Methylation level will be calculated in equally divided non-overlapping
genomic bins and the output will be stored in a bigwig file. See
methylpy allc-to-bigwig -h
for more information.
methylpy allc-to-bigwig \ --allc-file results/allc_mESC.tsv.gz \ --output-file results/allc_mESC.bw \ --ref-fasta mm10_bt2/mm10.fa \ --mc-type CGN \ --bin-size 100
Sometimes, we want to filter out reads that cannot be mapped confidently
or are likely from under-converted DNA fragments. This can be done using
the bam-quality-filter
function. See
methylpy bam-quality-filter -h
for parameter inforamtion.
For example, below command can be used to filter out reads with less than 30 MAPQ score (poor alignment) and with mCH level greater than 0.7 (under-conversion) if the reads contain enough (at least 3) CH sites.
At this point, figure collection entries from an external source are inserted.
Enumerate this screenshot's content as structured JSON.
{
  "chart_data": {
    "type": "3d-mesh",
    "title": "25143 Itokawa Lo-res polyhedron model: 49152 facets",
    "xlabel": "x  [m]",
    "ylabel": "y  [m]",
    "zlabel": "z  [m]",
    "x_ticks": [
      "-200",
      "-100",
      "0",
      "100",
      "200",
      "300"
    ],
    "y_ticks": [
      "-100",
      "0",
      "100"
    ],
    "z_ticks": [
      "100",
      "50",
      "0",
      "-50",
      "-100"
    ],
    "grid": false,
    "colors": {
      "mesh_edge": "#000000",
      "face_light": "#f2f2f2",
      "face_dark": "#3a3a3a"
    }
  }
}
methylpy bam-quality-filter \ --input-file mESC_processed_reads_no_clonal.bam \ --output-file mESC_processed_reads_no_clonal.filtered.bam \ --ref-fasta mm10_bt2/mm10.fa \ --min-mapq 30 \ --min-num-ch 3 \ --max-mch-level 0.7 \ --buffer-line-number 100
methylpy is able to reidentify-DMR based on the result of previous
DMRfind run. This function is especially useful in picking out DMRs
across a subset of categories and/or with different filters. See
methylpy reidentify-DMR -h
for details about the options.
methylpy reidentify-DMR \ --input-rms-file results/DMR_P0_FBvsHT_rms_results.tsv.gz \ --output-file results/DMR_P0_FBvsHT_rms_results_recollapsed.tsv \ --collapse-samples P0_FB_1 P0_FB_2 P0_HT_1 P0_HT_2 \ --sample-category P0_FB P0_FB P0_HT P0_HT \ --min-cluster 2
If you use methylpy, please cite >Matthew D. Schultz, Yupeng He, John W.Whitaker, Manoj Hariharan, Eran A. Mukamel, Danny Leung, Nisha Rajagopal, Joseph R. Nery, Mark A. Urich, Huaming Chen, Shin Lin, Yiing Lin, Bing Ren, Terrence J. Sejnowski, Wei Wang, Joseph R. Ecker. Human Body Epigenome Maps Reveal Noncanonical DNA Methylation Variation. Nature. 523(7559):212-216, 2015 Jul.